When photographer Tim Chapman retired from The Miami Herald in 2012, he had an archive dating back 40 years. Chapman documented some of the most significant moments in South Florida history. Now, he's found a home for that archive, at the HistoryMiami museum. That donation — and Chapman's career — is celebrated in a show called Newsman now on display at the museum.

Chapman said he never changed over his 40-year career, even as photographic technology and the newspaper business changed dramatically.
"My goal was to shoot one frame that showed what was going on in the world on the biggest story of that day," Chapman said.
His work included photographing the Mariel Boatlift and its aftermath, as well as the drug wars that reached from Colombia to Miami in the 1980s. But he said the biggest single story of his career came early — the Jonestown Massacre in Guyana in 1978.
Chapman was working late when the news about the massacre and the shooting at the airport came over the wire.
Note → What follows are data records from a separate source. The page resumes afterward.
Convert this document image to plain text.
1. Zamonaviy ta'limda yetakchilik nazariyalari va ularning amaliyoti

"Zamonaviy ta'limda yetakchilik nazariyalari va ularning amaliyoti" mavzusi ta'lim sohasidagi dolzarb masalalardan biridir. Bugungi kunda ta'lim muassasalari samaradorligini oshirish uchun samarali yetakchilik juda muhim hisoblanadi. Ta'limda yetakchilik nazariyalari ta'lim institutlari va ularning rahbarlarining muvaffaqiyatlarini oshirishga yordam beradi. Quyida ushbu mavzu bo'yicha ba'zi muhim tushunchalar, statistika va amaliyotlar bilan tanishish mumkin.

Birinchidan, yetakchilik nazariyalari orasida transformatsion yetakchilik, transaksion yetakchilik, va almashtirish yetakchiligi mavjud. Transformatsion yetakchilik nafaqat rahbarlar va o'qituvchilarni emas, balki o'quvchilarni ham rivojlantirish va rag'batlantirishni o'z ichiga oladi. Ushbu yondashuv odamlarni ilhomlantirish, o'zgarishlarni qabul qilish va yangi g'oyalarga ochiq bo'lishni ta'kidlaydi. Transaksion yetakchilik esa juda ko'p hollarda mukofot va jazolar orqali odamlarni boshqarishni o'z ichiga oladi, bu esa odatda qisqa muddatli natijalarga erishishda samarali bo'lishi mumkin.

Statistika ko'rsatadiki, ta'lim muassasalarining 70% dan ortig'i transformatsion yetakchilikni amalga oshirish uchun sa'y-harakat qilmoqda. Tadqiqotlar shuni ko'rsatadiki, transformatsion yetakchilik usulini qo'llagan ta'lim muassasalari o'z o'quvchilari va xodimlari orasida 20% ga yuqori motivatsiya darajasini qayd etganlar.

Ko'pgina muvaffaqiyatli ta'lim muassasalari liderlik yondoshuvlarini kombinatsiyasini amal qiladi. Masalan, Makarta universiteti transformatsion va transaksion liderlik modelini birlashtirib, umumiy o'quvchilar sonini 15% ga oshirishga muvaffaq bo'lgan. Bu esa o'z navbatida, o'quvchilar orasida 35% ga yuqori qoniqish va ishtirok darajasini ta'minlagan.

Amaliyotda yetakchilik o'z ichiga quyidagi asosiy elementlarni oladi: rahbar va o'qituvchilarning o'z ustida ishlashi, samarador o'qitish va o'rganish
He said he always kept $2,000 stashed in his locker and when he heard the news, he headed straight for the airport.
Without photographers documenting that kind of event, "Who's going to believe that 912 people died?" he said. "About 250 of them were children. They were murdered by their parents. You go in there, your job is to record that."
Chapman kept meticulous archives of his work throughout his career and gave it all to HistoryMiami.
"The truth is, the exhibit shows a newspaper's history," he said. "And I do feel that one day a little boy will say, 'Daddy, what was a newspaper?' And he'll say, 'Let's go to HistoryMiami and I'll show you.'"
The exhibit is scheduled to be on display at HistoryMiami through Aug. 14.